Auch die Eltern profitieren von der Zweisamkeit. „Durch die Känguru-Methode wird eine starke Eltern-Kind-Beziehung aufgebaut. Bei Müttern regt es die Milchbildung an und erleichtert oft das Stillen. Bei Vätern hilft es Berührungsängste abzubauen und den sicheren Umgang mit ihrem noch sehr zart und zerbrechlich wirkenden Kind einzuüben“, beobachtet Nina-Maria Oesterle, die zugleich stellvertretende Stationsleitung der Neonatologie ist (Fachbegriff für die Frühchenstation). Eltern von Frühgeborenen befinden sich in einer sehr herausfordernden Zeit. Durch das Känguruhen Herz an Herz können auch sie zur Ruhe kommen.

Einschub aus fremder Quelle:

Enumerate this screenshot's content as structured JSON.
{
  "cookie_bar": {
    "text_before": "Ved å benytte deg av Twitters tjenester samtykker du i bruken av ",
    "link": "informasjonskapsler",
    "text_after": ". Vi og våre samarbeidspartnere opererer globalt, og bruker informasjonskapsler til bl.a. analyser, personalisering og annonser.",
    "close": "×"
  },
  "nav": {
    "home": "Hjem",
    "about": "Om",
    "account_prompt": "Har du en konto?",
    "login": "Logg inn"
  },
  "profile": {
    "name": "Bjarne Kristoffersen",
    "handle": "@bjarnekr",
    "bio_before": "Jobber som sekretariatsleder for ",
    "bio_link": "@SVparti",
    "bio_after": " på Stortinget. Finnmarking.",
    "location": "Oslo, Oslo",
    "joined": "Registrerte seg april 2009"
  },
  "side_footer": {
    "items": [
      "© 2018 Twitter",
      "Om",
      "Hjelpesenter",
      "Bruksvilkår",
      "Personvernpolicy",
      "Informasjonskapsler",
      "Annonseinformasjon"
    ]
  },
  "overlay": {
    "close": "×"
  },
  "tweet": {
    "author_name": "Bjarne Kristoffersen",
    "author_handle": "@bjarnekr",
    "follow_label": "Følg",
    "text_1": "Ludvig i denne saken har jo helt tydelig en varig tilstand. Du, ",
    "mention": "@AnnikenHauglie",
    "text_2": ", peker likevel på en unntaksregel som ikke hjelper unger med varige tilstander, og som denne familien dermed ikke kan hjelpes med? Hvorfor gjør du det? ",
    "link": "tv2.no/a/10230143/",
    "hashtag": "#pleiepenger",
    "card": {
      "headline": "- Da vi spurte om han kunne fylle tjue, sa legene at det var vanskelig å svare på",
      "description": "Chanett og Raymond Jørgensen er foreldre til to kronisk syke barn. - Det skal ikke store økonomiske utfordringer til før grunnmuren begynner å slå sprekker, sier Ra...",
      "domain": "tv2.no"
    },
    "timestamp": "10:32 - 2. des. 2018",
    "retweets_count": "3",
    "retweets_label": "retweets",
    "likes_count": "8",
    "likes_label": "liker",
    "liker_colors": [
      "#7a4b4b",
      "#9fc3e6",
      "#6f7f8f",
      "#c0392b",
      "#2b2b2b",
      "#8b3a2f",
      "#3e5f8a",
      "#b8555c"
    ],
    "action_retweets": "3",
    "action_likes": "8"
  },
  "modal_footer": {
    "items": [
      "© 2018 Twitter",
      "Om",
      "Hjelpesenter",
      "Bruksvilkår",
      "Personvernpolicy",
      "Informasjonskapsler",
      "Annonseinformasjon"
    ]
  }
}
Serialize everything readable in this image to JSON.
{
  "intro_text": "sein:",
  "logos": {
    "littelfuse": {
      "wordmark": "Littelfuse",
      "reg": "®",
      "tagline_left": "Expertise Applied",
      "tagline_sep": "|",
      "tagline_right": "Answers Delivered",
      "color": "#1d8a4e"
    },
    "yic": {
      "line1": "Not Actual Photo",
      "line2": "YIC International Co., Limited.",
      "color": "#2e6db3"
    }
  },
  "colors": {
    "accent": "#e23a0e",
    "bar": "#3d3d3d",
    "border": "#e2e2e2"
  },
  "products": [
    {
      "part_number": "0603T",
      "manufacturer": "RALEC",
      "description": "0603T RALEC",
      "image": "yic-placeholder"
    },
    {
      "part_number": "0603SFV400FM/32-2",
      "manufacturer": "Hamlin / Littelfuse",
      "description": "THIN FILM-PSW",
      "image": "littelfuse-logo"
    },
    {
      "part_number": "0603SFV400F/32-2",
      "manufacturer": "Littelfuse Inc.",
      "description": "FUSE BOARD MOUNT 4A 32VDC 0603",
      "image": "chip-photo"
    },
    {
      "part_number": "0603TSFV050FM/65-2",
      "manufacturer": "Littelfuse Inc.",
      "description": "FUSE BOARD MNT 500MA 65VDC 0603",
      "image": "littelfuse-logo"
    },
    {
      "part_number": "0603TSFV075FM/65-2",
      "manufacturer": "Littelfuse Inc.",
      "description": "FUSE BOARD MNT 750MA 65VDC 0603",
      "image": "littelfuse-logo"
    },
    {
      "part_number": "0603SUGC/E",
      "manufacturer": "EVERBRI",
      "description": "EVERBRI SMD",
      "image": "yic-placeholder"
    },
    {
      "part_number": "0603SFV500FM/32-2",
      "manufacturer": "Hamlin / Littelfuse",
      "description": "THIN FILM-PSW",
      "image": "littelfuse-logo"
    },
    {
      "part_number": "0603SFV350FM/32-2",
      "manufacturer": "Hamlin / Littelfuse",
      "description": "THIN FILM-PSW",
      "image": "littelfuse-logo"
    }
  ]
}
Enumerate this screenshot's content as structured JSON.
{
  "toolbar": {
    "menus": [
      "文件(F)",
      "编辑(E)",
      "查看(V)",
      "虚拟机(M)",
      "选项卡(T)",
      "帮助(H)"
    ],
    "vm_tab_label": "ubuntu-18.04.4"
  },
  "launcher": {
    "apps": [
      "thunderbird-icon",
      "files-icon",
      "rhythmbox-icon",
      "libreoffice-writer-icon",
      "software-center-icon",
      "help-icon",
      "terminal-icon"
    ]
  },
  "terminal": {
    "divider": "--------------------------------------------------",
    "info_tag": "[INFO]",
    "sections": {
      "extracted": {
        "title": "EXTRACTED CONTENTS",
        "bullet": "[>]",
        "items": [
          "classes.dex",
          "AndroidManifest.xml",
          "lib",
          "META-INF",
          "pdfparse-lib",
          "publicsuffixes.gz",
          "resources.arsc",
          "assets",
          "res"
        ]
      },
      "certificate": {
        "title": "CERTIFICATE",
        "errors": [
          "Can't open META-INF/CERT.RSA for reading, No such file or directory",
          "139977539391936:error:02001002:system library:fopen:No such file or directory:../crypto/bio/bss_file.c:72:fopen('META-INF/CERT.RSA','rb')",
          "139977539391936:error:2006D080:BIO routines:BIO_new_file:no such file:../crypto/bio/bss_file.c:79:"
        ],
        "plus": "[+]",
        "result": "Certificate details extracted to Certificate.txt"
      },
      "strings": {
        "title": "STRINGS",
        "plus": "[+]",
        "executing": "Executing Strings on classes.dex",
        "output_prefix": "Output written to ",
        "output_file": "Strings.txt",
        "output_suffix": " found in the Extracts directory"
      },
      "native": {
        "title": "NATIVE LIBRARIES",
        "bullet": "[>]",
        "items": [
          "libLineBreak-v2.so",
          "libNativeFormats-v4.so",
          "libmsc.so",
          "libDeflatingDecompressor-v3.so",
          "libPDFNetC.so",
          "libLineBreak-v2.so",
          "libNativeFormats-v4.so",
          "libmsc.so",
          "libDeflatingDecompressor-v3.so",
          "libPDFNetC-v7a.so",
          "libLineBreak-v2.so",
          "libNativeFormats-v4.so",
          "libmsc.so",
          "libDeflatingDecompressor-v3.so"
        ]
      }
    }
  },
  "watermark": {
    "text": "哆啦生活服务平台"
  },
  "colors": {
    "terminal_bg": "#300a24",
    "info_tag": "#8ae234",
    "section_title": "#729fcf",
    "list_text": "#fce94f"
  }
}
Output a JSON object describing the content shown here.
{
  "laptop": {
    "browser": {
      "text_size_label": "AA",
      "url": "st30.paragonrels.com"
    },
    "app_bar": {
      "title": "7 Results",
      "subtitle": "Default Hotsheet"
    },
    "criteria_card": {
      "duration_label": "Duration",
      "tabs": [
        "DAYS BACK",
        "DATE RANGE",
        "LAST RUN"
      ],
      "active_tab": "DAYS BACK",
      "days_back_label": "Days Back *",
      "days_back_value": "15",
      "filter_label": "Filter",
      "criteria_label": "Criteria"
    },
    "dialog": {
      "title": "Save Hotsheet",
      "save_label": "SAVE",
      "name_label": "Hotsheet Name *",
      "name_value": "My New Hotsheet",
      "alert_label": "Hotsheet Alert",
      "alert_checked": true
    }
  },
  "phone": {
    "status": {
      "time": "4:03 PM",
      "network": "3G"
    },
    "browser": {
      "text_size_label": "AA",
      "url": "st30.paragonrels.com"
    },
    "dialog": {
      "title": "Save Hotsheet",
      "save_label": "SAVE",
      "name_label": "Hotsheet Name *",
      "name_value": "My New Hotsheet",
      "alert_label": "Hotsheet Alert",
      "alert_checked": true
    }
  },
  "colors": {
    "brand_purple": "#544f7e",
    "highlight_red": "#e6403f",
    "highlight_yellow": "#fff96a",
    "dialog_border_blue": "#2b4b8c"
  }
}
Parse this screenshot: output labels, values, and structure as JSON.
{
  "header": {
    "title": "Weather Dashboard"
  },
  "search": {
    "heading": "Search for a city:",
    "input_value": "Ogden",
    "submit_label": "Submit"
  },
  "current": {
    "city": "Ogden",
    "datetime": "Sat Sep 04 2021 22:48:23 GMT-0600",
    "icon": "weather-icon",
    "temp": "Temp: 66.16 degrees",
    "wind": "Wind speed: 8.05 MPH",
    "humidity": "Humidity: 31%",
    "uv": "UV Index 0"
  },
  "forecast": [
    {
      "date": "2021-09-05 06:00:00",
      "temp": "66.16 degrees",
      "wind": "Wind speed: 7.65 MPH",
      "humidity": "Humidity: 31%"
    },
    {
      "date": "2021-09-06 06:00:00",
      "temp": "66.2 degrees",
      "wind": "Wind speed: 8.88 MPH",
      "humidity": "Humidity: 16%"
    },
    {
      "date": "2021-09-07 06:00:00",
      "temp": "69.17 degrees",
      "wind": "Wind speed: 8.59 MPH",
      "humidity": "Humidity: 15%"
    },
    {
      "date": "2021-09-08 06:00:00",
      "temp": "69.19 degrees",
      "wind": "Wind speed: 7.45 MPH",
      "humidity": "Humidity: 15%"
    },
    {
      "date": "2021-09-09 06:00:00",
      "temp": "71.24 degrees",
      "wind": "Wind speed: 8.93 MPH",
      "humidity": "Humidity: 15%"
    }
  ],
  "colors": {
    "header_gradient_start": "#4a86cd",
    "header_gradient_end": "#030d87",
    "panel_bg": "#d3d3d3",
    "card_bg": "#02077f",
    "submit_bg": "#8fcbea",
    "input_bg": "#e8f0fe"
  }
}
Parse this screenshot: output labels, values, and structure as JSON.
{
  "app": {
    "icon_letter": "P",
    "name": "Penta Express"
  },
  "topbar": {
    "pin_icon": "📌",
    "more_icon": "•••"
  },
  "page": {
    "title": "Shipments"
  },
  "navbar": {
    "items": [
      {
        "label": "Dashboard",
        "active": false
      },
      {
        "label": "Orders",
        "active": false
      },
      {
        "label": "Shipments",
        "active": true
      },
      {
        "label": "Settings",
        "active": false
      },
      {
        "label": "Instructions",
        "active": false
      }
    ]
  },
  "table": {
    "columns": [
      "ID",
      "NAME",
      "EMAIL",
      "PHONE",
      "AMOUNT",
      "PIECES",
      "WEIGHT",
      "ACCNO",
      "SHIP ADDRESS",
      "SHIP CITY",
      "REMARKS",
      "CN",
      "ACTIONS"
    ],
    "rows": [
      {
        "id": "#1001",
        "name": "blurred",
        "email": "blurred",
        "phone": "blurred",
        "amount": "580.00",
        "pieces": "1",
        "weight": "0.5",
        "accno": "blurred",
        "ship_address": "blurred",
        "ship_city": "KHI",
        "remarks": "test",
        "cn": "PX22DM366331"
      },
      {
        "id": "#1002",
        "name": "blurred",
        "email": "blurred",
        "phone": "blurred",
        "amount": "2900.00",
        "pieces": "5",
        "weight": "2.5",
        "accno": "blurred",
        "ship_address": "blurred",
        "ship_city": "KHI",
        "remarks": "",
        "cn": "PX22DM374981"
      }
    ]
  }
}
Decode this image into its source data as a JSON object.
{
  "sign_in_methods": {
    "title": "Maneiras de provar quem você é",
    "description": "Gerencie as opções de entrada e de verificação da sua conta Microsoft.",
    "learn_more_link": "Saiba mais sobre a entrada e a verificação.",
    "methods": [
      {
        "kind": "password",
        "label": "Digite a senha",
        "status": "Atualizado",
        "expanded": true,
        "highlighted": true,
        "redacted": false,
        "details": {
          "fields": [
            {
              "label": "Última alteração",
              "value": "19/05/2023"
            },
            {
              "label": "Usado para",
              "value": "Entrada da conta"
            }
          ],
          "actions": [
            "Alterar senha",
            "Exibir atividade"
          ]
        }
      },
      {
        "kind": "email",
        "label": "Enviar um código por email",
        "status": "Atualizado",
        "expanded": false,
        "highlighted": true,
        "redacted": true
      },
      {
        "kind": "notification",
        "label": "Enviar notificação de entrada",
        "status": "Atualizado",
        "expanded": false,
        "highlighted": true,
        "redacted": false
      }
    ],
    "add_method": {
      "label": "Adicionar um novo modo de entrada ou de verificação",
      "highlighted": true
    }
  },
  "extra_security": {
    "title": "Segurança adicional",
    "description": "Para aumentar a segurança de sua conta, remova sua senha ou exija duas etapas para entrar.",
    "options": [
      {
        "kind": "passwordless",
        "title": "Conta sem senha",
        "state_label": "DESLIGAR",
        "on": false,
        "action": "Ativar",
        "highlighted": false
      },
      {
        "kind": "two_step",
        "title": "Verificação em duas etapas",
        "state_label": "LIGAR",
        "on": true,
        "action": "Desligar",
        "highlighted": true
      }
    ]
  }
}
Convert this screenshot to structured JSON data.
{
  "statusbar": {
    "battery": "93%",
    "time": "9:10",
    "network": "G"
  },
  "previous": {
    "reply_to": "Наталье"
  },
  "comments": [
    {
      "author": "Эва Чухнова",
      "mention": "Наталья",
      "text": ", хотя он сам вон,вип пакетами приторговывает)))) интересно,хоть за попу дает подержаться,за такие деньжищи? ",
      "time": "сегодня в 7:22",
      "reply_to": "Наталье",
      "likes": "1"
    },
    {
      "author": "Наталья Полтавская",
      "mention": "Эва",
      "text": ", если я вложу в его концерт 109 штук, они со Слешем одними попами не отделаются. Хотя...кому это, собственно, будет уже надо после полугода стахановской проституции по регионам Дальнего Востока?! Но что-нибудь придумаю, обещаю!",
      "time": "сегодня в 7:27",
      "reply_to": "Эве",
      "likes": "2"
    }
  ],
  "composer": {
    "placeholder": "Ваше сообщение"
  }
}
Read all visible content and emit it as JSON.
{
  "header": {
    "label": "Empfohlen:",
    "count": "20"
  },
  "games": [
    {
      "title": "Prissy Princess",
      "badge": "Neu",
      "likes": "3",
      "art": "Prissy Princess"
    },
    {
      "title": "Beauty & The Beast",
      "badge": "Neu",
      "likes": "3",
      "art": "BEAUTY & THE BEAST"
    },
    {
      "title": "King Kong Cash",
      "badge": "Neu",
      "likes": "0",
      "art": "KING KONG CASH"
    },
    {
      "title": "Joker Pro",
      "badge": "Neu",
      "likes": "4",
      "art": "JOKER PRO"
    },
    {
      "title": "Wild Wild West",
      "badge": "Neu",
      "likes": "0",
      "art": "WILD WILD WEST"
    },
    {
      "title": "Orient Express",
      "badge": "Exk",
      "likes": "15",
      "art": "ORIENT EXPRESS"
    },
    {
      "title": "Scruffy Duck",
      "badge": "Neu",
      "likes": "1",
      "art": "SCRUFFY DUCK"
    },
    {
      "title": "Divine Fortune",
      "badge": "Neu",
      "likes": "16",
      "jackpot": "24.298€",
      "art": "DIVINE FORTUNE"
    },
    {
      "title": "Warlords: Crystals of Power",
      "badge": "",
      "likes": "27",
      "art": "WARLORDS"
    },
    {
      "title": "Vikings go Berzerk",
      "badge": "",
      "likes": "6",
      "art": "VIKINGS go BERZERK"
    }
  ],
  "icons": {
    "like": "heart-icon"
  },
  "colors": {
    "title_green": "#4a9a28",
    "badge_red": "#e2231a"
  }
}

Deshalb wird im Diakonie Krankenhaus auch nicht nur um vier Uhr gekuschelt. „Wenn es der Gesundheitszustand des Kindes zulässt, können sich Eltern mit ihrem Kind immer auf den Liegestuhl zurückziehen. Erfahrungsgemäß ist es hier aber morgens mit Visiten und Untersuchungen oft sehr wuselig. Gegen Nachmittag kehrt dann Ruhe ein“, informiert die Gesundheits- und Kinderkrankenpflegerin.

Mittlerweile ist auch Papa Stefan aus Idar-Oberstein im Krankenhaus eingetroffen, um seine Frau Laura und Söhnchen Luis zu besuchen. Seine Kuschelzeit ist samstags. „Ein unbeschreiblich schönes Gefühl“, sagt er. Im Diakonie Krankenhaus wendet man das Känguruhen nicht nur bei Frühgeborenen an. „Wenn es machbar und medizinisch möglich ist, bieten wir das Bonding allen Müttern an, die bei uns gebären. Wir haben dafür spezielle Wickeltücher und Bonding-Tops“, sagt Nina-Maria Oesterle.

Wer sich über die Möglichkeiten von Bonding und Känguruhen genauer informieren möchte, kann das bei einer der nächsten Info-Veranstaltungen der Geburtsstation machen. Der nächste Termin ist am 11. Januar.